The creation of the E.U. countries such as Greece, Portugal, Italy, Ireland and Spain gained the ability to borrow money at all time low. As a result, this fiscally irresponsible countries have absurdly high levels of debt (see Chart 1). Due to the financial meltdown of 2008, these countries became highly insolvent, the costs of borrowing skyrocketed (above 10% for most of P.I.I.G.S.) and economic activity slowed down dramatically therefore, unemployment skyrocketed (see Chart 2). Despite that the E.C.B utilized most of its monetary power to increase confidence in the area, fiscal irresponsibility that these countries took is now an issue that not only the E.U. should be concerned about it but the United States too.
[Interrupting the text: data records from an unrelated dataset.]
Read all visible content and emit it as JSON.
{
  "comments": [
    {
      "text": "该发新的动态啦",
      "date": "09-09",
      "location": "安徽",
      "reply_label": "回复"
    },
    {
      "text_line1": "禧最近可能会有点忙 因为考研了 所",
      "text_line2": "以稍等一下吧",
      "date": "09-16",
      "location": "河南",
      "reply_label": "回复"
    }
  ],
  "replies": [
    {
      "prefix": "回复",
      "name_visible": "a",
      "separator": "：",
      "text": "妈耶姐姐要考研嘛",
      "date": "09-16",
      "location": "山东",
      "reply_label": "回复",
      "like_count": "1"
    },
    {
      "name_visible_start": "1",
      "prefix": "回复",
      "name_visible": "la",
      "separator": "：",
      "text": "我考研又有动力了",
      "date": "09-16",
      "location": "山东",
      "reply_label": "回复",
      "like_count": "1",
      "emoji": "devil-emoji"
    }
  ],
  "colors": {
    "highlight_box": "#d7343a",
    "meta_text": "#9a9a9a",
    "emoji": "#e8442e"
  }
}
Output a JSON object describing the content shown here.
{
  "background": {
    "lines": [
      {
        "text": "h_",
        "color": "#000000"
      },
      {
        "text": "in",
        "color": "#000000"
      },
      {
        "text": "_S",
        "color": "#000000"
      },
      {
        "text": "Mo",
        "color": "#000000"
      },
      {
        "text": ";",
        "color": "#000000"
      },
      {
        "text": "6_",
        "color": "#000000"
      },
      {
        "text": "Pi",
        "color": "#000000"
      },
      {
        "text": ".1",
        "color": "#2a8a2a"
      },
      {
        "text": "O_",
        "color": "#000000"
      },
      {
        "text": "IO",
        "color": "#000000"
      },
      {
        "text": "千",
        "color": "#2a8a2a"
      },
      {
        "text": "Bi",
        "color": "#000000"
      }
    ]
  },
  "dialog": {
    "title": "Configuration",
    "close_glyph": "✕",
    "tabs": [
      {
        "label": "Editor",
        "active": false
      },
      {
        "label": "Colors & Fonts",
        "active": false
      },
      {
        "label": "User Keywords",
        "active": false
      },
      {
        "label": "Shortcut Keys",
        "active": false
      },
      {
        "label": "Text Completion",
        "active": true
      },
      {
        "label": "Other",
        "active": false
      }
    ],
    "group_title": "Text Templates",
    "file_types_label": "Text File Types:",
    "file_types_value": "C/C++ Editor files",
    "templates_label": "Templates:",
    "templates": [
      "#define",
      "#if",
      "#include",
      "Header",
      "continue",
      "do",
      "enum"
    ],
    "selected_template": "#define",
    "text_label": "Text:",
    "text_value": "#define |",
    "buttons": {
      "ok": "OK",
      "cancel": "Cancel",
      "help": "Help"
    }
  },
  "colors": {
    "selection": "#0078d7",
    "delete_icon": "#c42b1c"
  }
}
The implications that the possible collapse of the European Union can have on the United States are not hard to comprehend. As we can see in chart 3, the United States is running a deficit in its trade balance with the E.U. If the E.U. were to collapse due to the ongoing debt crisis that the zone is experiencing, then we can expect these deficit to expand. This is so, because we can expect American exports to drastically drop but imports from Europe to remain at similar levels. With that in mind, a drop in the ~$22 billion dollars that the European Union demands from the United States monthly can result in a major hit for G.D.P in the U.S. causing unemployment to increase.
The question is, what can the Untied States do in order to prevent the collapse of a Union that makes no-sense economically but has significant influence in the future of the world economy?